Funny or Persuasive, but Not Both: Evaluating Fine-Grained Multi-Concept Control in LLMs
This addresses the need for better controllability in LLMs for applications requiring specific textual attributes, though it is incremental as it builds on prior prompting and representation engineering methods.
The paper tackles the problem of fine-grained multi-concept control in LLMs, such as humor and persuasiveness, and finds that performance often drops in dual-concept settings, revealing a limitation in naive prompting-based control.

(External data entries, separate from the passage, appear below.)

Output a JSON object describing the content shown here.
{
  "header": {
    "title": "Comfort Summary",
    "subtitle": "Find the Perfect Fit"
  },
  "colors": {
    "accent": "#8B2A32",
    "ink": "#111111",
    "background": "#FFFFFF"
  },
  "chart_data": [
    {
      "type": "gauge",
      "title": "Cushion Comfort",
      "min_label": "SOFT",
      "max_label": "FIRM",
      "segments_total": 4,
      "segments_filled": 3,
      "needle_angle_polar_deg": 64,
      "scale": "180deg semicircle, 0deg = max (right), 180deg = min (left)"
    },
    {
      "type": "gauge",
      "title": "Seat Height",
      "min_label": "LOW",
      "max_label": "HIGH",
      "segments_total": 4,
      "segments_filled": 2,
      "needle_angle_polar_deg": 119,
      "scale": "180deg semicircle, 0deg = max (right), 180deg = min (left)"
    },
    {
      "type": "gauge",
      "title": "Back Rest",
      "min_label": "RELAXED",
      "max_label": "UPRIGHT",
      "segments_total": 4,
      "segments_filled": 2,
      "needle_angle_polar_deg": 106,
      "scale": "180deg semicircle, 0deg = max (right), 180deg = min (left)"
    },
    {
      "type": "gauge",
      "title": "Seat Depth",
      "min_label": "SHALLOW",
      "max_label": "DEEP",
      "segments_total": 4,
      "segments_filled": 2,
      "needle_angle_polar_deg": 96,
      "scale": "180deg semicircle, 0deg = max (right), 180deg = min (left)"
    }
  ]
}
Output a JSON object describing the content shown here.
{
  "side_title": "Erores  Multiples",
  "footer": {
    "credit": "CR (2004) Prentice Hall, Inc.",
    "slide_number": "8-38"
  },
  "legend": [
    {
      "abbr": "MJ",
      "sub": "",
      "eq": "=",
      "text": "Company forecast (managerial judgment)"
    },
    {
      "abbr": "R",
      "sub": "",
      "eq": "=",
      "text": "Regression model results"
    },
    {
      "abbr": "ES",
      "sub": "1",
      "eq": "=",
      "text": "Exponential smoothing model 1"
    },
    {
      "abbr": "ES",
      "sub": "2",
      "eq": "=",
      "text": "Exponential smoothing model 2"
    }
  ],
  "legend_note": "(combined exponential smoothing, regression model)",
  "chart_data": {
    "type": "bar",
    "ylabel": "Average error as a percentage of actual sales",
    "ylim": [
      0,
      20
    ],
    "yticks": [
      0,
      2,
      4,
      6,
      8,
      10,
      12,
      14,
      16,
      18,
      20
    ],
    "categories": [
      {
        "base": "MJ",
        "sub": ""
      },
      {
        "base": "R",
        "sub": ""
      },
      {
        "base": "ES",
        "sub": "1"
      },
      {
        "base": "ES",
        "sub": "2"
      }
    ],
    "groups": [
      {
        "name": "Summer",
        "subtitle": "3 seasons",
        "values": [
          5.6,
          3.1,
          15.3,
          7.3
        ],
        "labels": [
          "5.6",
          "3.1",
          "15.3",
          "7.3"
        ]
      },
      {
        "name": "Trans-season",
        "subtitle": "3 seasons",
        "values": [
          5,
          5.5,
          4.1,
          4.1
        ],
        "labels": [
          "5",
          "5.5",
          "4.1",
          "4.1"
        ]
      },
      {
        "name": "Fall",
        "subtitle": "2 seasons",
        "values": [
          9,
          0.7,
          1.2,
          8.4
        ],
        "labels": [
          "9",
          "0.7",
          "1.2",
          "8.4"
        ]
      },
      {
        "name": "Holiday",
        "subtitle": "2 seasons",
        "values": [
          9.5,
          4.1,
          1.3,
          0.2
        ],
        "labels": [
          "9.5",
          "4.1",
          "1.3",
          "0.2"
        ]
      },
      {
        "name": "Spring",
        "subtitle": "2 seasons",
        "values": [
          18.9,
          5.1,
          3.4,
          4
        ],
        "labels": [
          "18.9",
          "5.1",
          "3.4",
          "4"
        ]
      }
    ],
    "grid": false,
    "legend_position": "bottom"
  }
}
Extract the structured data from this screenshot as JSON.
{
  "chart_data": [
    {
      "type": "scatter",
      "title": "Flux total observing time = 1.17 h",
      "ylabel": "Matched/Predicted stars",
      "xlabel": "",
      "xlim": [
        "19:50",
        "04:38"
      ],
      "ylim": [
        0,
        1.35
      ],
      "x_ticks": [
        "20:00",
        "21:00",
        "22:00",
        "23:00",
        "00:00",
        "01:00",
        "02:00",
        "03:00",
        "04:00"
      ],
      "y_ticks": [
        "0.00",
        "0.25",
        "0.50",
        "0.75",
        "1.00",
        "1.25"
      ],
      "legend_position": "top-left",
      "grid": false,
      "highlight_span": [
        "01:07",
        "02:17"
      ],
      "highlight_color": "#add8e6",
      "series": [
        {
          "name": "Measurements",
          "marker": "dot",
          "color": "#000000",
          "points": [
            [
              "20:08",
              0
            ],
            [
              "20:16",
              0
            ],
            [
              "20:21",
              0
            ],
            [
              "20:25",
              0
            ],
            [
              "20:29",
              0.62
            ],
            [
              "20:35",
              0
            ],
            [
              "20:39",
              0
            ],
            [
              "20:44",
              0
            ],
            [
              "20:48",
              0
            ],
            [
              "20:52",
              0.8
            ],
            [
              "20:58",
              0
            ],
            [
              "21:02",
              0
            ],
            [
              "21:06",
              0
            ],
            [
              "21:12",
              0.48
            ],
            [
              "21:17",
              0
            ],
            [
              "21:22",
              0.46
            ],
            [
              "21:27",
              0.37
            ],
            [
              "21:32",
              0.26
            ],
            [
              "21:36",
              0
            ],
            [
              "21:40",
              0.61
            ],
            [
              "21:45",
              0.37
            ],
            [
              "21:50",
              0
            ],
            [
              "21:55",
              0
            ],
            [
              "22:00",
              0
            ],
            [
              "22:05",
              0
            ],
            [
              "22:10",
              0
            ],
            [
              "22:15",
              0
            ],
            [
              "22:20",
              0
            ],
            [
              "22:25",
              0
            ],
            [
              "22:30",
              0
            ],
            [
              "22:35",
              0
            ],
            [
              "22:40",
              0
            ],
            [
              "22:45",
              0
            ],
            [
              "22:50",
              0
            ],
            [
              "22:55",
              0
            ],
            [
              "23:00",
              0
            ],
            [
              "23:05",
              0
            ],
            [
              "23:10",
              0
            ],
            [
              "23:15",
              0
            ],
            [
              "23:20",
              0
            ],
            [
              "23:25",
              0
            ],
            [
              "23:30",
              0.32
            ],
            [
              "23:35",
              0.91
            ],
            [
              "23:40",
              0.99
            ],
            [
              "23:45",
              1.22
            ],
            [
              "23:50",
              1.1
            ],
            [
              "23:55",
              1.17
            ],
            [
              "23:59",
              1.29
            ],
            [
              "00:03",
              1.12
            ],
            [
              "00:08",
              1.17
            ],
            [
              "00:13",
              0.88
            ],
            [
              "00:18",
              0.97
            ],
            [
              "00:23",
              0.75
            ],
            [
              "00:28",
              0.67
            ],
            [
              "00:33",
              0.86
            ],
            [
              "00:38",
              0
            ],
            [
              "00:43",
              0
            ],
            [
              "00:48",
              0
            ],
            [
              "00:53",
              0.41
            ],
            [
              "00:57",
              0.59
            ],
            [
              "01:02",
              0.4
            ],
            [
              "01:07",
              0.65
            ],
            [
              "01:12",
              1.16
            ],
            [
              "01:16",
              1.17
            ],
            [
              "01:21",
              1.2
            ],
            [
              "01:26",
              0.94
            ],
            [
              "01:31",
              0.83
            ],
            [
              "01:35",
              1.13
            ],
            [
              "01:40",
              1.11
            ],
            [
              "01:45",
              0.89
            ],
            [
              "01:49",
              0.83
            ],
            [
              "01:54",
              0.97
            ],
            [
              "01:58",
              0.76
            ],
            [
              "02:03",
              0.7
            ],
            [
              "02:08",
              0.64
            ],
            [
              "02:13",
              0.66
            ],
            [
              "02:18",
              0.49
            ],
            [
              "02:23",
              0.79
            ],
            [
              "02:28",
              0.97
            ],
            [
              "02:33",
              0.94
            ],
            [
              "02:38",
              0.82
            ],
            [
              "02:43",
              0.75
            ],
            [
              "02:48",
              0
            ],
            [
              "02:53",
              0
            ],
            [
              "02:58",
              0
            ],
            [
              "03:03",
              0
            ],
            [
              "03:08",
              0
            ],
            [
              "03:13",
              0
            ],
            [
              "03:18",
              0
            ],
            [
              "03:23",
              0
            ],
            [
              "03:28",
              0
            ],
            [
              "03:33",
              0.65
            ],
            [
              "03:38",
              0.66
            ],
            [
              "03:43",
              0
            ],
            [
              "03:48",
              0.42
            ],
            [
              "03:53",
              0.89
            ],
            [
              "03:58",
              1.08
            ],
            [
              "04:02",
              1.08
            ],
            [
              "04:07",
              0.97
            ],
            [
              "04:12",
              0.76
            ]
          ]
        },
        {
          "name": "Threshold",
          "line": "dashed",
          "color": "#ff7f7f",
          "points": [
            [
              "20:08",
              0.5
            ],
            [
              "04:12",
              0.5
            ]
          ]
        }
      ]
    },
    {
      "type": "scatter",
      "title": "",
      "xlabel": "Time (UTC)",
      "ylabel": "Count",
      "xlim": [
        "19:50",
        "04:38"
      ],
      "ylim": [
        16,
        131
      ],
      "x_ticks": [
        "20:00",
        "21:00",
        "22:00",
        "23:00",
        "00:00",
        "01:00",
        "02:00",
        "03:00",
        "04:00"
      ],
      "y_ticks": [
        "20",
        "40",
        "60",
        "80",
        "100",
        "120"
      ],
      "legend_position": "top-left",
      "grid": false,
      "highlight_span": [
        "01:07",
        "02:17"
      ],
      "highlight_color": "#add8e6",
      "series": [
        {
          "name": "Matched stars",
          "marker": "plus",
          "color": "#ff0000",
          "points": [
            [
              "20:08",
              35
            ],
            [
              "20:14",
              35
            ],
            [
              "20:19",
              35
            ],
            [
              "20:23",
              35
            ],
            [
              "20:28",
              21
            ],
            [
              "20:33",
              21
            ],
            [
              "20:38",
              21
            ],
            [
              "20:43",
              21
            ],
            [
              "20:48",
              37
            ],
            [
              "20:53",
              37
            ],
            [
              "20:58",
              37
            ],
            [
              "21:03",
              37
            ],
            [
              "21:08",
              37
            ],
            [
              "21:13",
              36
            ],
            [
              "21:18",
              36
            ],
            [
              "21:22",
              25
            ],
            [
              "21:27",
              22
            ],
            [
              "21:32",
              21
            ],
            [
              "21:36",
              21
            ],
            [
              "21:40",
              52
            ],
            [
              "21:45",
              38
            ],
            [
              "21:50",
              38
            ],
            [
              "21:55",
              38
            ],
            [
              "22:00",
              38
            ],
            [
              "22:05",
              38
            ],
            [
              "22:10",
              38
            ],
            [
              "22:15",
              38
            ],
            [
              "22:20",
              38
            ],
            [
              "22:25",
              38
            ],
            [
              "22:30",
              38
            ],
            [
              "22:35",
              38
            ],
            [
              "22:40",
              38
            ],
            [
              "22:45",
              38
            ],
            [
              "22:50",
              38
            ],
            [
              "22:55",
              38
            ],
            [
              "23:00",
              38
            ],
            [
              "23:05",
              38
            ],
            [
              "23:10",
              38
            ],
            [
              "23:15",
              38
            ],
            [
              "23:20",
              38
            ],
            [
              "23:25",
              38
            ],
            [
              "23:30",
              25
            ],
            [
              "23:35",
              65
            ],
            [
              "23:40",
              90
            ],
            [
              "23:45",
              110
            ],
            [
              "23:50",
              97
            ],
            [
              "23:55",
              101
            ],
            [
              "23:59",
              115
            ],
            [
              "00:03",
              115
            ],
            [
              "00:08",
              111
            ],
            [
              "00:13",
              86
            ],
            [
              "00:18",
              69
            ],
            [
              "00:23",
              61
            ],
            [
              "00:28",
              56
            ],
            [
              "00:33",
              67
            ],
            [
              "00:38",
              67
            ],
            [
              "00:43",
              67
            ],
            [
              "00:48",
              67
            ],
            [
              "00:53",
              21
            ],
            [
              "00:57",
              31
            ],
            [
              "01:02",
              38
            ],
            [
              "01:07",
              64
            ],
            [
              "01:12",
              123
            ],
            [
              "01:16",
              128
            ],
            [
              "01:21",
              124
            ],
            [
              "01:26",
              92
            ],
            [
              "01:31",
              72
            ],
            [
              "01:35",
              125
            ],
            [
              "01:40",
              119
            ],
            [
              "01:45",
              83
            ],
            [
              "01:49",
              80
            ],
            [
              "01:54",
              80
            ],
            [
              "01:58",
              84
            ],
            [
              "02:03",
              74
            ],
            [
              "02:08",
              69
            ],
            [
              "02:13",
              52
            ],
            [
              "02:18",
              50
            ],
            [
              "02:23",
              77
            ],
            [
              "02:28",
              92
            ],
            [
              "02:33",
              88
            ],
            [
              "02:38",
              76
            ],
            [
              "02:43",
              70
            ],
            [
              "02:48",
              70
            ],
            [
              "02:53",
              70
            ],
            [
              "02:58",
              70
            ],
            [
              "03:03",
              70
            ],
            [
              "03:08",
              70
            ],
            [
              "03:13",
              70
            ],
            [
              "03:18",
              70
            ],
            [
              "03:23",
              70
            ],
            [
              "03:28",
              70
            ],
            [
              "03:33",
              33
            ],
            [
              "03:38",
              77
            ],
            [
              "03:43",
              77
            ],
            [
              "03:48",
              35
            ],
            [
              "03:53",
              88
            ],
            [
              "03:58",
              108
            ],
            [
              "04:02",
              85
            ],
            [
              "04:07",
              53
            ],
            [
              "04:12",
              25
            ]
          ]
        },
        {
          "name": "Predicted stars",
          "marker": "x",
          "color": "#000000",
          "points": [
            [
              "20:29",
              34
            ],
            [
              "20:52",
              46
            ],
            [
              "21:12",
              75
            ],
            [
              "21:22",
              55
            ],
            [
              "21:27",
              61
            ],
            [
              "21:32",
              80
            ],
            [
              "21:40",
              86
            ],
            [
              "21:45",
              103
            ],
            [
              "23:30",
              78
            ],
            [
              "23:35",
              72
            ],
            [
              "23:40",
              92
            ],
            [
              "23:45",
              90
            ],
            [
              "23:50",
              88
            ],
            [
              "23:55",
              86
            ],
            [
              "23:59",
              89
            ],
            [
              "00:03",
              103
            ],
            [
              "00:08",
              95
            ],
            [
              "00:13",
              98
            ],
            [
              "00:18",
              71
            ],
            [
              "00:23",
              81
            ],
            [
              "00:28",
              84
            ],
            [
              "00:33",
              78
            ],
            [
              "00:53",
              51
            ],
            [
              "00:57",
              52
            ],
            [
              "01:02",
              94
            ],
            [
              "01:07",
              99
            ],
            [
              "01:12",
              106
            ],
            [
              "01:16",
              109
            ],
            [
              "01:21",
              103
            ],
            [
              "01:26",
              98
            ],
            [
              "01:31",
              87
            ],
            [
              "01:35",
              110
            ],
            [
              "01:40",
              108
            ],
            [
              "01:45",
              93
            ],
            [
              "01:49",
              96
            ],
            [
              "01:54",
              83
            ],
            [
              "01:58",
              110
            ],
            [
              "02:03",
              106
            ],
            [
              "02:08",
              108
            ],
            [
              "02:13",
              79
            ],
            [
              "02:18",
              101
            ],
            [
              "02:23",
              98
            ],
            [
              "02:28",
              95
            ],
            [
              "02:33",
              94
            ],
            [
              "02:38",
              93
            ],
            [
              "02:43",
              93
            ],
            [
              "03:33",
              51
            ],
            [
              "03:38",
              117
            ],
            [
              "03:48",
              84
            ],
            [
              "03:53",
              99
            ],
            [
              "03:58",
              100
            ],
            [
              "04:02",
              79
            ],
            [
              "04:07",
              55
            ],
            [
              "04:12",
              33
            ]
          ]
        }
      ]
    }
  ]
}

Large Language Models (LLMs) offer strong generative capabilities, but many applications require explicit and \textit{fine-grained} control over specific textual concepts, such as humor, persuasiveness, or formality. Prior approaches in prompting and representation engineering can provide coarse or single-attribute control, but systematic evaluation of multi-attribute settings remains limited. We introduce an evaluation framework for fine-grained controllability for both single- and dual-concept scenarios, focusing on linguistically distinct concept pairs (e.g., persuasiveness vs.~humor). Surprisingly, across multiple LLMs and generative tasks, we find that performance often drops in the dual-concept setting, even though the chosen concepts should in principle be separable. This reveals a fundamental limitation of naive prompting-based control: models struggle with compositionality even when concepts are intuitively independent. Our framework provides systematic evidence of this gap and offers a principled approach for measuring the ability of future methods for multi-concept control.